Por qué importa
México importa el 70% del gas que consume, principalmente de Estados Unidos, donde se extrae mediante fracking. El gobierno busca reducir esa dependencia y fortalecer la soberanía energética, pero el país había mantenido una postura de rechazo a esta técnica durante el gobierno anterior. El dictamen científico impone límites técnicos y ambientales antes de cualquier explotación.
El estado de las cosas
El comité descartó la explotación en la cuenca Tampico-Misantla (entre Veracruz y el sur de Tamaulipas) por razones de protección social, biodiversidad y densidad demográfica.
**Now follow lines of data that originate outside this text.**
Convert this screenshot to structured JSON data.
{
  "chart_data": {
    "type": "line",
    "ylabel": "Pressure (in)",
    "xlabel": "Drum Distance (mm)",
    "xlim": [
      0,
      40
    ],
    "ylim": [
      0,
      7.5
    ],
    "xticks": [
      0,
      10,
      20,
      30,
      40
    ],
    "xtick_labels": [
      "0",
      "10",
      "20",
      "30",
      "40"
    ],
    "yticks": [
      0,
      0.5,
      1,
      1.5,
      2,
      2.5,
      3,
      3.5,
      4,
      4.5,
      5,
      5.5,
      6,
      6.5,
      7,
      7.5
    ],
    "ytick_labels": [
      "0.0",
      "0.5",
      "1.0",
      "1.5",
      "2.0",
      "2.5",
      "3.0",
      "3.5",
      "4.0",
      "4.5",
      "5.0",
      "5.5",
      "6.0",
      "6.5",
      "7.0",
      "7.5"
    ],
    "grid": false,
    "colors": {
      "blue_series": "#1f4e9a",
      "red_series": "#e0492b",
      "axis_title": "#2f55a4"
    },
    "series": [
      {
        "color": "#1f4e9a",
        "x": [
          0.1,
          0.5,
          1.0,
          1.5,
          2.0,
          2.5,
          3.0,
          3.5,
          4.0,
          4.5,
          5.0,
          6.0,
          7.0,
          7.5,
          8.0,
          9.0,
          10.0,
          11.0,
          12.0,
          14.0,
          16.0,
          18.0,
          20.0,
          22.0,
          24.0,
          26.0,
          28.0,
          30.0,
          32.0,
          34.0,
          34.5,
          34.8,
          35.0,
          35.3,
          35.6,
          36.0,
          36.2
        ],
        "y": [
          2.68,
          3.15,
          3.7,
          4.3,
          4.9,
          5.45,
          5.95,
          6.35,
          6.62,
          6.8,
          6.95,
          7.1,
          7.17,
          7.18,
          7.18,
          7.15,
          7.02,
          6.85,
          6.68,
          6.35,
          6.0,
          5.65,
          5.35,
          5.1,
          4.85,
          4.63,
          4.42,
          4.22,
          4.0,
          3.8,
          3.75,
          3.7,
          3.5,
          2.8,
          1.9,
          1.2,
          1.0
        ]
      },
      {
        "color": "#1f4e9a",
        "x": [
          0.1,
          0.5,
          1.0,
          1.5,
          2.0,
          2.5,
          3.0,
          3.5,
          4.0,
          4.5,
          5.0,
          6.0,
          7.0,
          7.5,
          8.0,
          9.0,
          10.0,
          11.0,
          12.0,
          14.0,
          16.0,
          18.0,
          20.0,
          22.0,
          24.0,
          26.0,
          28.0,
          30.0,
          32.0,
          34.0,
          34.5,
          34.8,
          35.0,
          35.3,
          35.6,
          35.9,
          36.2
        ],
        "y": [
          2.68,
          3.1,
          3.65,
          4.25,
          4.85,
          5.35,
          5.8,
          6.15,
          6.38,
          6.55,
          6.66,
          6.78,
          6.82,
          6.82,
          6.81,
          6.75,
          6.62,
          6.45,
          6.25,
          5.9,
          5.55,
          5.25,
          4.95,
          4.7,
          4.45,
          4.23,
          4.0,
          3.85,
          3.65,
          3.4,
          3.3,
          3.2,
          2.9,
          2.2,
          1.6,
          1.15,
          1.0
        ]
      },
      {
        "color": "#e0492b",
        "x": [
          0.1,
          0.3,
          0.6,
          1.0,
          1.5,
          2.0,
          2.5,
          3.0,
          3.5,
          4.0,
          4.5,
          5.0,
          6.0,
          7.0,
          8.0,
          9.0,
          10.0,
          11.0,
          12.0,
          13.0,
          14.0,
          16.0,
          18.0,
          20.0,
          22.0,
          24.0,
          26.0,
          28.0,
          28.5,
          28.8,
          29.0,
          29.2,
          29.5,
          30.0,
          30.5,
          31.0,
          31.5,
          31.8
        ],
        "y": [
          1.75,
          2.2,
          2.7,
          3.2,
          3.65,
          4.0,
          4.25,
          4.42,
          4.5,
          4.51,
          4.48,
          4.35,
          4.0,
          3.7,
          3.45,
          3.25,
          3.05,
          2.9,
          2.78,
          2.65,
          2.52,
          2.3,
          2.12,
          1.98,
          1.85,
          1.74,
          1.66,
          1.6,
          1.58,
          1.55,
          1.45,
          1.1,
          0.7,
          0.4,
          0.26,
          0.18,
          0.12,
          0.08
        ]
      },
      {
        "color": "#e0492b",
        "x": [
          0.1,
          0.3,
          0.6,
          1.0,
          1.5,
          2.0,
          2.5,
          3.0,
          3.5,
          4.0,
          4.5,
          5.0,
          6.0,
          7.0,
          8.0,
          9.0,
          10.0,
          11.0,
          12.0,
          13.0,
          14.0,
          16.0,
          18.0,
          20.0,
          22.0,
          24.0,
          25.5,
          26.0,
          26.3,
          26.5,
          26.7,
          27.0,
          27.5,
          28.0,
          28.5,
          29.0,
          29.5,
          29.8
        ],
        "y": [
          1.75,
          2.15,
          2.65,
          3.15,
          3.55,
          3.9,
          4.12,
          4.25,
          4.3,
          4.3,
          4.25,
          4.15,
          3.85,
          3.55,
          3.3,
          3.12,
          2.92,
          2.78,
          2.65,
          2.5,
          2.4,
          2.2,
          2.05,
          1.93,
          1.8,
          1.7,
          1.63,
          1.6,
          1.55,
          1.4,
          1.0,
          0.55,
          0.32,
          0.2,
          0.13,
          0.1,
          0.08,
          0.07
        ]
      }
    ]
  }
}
Las zonas donde se permitiría hacer pruebas exploratorias son:
- Cuencas Sabinas-Burro-Picachos en Coahuila y Nuevo León
- Noreste de Tamaulipas
Entre las 10 recomendaciones destacan:
- Usar exclusivamente agua salada para la extracción
- Verificar primero si hay suficiente agua salada y luego si hay gas
- Realizar consultas públicas en las zonas afectadas
- Acelerar la generación de energía eléctrica con fuentes renovables
- Implementar medidas de eficiencia energética a nivel nacional
Entre líneas
Sheinbaum reconoció que su administración se opuso antes al gas no convencional, pero argumenta que las tecnologías cambiaron: ahora se pueden usar métodos que evitan químicos dañinos, reciclan agua y reducen el impacto ambiental. Sin embargo, el comité no da un cheque en blanco: exige condiciones previas y, si no se cumple alguna, la explotación no debe realizarse. La idea de soberanía energética inmediata queda condicionada a pruebas técnicas que aún no comienzan.
Qué sigue
El gobierno iniciará estudios para determinar si hay agua salada suficiente en las zonas señaladas y cuánto gas existe. Sheinbaum dijo: "Apenas vamos a ver dónde es factible". Después se evaluará la viabilidad técnica y se consultará a la población cercana. La investigación del comité continúa y los resultados serán públicos.